HTRA1 (high temperature required factor A-1) SNP and AMD

HTRA1 gene is located on chromosome 10q26.3, extremely close to the locus of the ARMS2 gene (10q26.13) and because of its role in extracellular matrix homeostasis (its extracellular protease activity may favour neovascularization) and in cellular growth or survival (it is an inhibitor of TGF-ß family member(36) and it could play a critical role in controlling TGF-ß dependent neuronal survival(37) it seems a possible functional candidate gene.

Four significant SNPs have been reported in the promoter and the first exon of HTRA1: G625A (rs11200638); T487C (rs2672598); C102T, A34A (rs1049331); G108T, G36G (rs2293870). However the most well documented, statistically significant AMD associated SNP is rs11200638 (G625A) in the promotor region.

Caucasians, Chinese and Japanese heterozygous for the risk allele (G/A) have a high OR of 1.60-2.61 and Caucasians, Chinese and Japanese homozygous for the risk allele (A/A), 6.56-10.0(34,35,38-40).

According to Tam et al.(40), there is an increase in population attributable risk (about 5.5 fold increase) by the joint effect of smoking and HTRA1 allele.

This means that smokers homozygous for the risk allele had a substantially higher risk of developing wet AMD than non smokers with the risk allele.

However Deangelis et al(41), in 2008 reported no interaction between this SNP and smoking.

In what concerns the studies which relate HRTA1 promoter polymorphisms to risk factors for developing AMD, three problems arise according to Allikmets and Dean(28).

The variant encoding the A69S (rs10490924) in ARMS2 and the rs11200638 variant in HTRA1 are almost in complete LD, so it is impossible to assign causality on the basis of allele frequency alone.

10q26 locus doesn’t harbour a wet AMD gene as the authors claimed but a late AMD gene as showned by Weber and colleagues in 2005(30).

All subsequent studies have failed to replicate the functional data(32,42).

This basically means that, as there is strong linkage disequilibrium (LD) across ARMS2-HTRA1 region, genetic association studies alone are insufficient to distinguish between the two candidates.

It is also necessary not only the characterization of the extent of the variants associated to the disease but also the analysis of their possible functional relevance in the disease process(42).

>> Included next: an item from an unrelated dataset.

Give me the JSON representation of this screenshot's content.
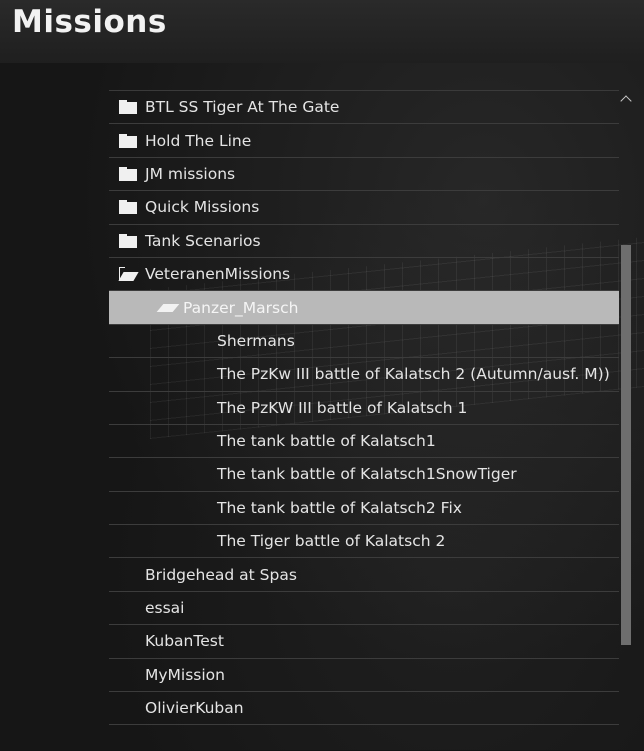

Doing this, Fritsche et al.(42) claimed that the functional variant in this locus is the deletion-insertion polymorphism variant 372-815delins54 in the ARMS2 gene.

The deletion removes the polyadenilation signal sequence at position 395-400 exclusively used for the addition of a poly A tract 19 bp downstream.

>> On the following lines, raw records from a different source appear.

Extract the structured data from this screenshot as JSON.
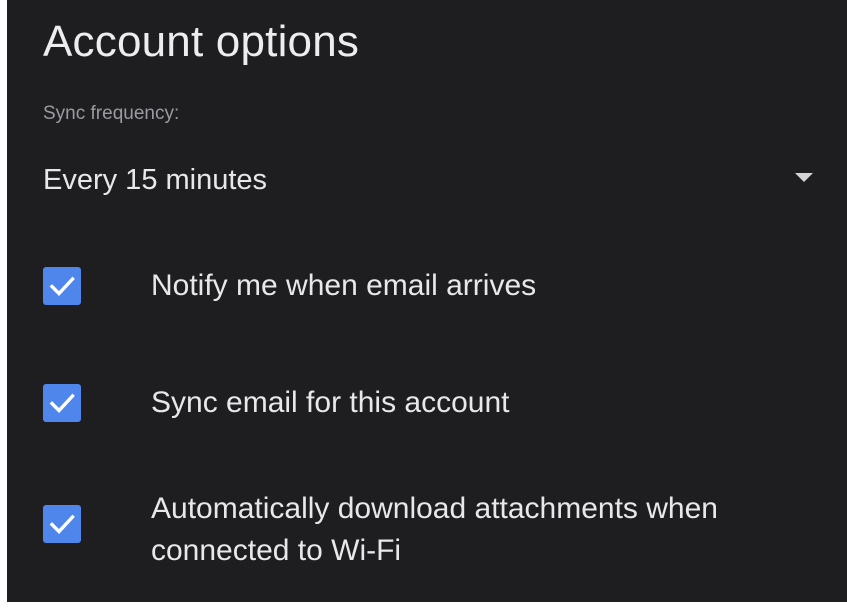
{
  "page": {
    "title": "Account options"
  },
  "sync": {
    "label": "Sync frequency:",
    "selected": "Every 15 minutes"
  },
  "options": [
    {
      "label": "Notify me when email arrives",
      "checked": true
    },
    {
      "label": "Sync email for this account",
      "checked": true
    },
    {
      "label": "Automatically download attachments when connected to Wi-Fi",
      "checked": true
    }
  ],
  "colors": {
    "background": "#1e1e20",
    "accent": "#4f86ec",
    "text": "#e8e8ea",
    "secondary_text": "#9a9aa0"
  },
  "icons": {
    "dropdown": "dropdown-arrow-icon",
    "check": "checkmark-icon"
  }
}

The insertion introduces a 64 bp AU-rich element, known for its properties to control mRNA decay in many transcripts that encode a wide variety of proteins(43,45).

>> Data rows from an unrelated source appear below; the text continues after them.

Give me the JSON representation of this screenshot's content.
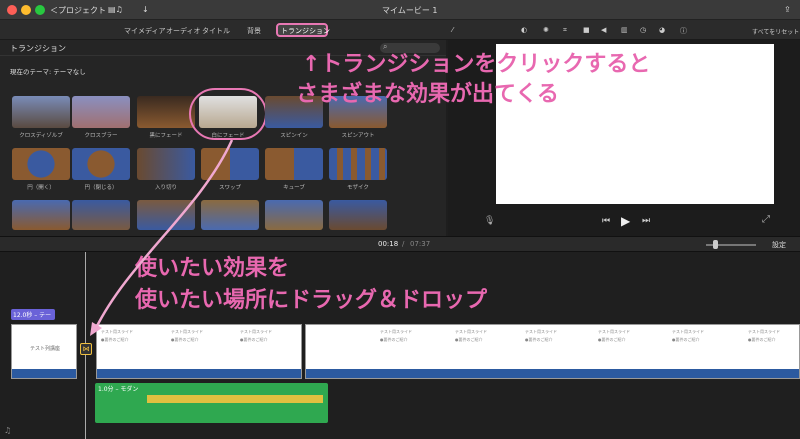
{
  "titlebar": {
    "back_label": "＜プロジェクト",
    "title": "マイムービー 1"
  },
  "tabs": [
    {
      "label": "マイメディア"
    },
    {
      "label": "オーディオ"
    },
    {
      "label": "タイトル"
    },
    {
      "label": "背景"
    },
    {
      "label": "トランジション"
    }
  ],
  "reset_label": "すべてをリセット",
  "library": {
    "header": "トランジション",
    "theme": "現在のテーマ: テーマなし",
    "search_placeholder": "検索"
  },
  "transitions": [
    {
      "label": "クロスディゾルブ"
    },
    {
      "label": "クロスブラー"
    },
    {
      "label": "黒にフェード"
    },
    {
      "label": "白にフェード"
    },
    {
      "label": "スピンイン"
    },
    {
      "label": "スピンアウト"
    },
    {
      "label": "円（開く）"
    },
    {
      "label": "円（閉じる）"
    },
    {
      "label": "入り切り"
    },
    {
      "label": "スワップ"
    },
    {
      "label": "キューブ"
    },
    {
      "label": "モザイク"
    }
  ],
  "annotations": {
    "top_line1": "↑トランジションをクリックすると",
    "top_line2": "さまざまな効果が出てくる",
    "bottom_line1": "使いたい効果を",
    "bottom_line2": "使いたい場所にドラッグ＆ドロップ"
  },
  "timecode": {
    "current": "00:18",
    "separator": "/",
    "total": "07:37"
  },
  "settings_label": "設定",
  "timeline": {
    "title_clip_label": "12.0秒 – テー",
    "first_clip_text": "テスト列講座",
    "audio_clip_label": "1.0分 – モダン",
    "slide_title": "テスト用スライド",
    "slide_sub": "●要件のご紹介"
  },
  "colors": {
    "accent": "#e868b0",
    "audio": "#2fa850",
    "title_clip": "#6a62d8"
  }
}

They demonstrated that it is a major risk factor for AMD: individuals carrying a single copy of the risk allele deletion-insertion in ARMS2 gene have a 2.8–fold increased risk compared with an 8.1–fold increased risk in homozigous individuals.

Their work, also revealed that in homozygous for the deletion-insertion variant, expression of ARMS2 is absent.

They localized the ARMS2 protein within the photoreceptor layer namely, to the mitochondria–enriched ellipsoid region of the inner segments and in accordance; they proposed a functional role of ARMS2 in mitochondrial homeostasis.

According to Fritsche et al., this suggests, that this polimorphysm is the sought-after functional variant with relevance in AMD etiology in 10q26 locus.

However, as Fritsche et al. recognize, it is ultimately required formal exclusion of functional consequences for the remaining polymorphisms on the risk haplotype namely, A69S in ARMS2 gene and HTRA1 promoter variant.

The A69S and the InDel are in 100% LD and on the same haplotype and so the effects are not independent to each other(46).

The work of Fritsche and colleagues does not eliminate all other possibilities(28), nobody disputes the role of complement genes in AMD in spite of the functional consequences of the disease associated variants being not known for CFH, CFB/C2 and/or C3.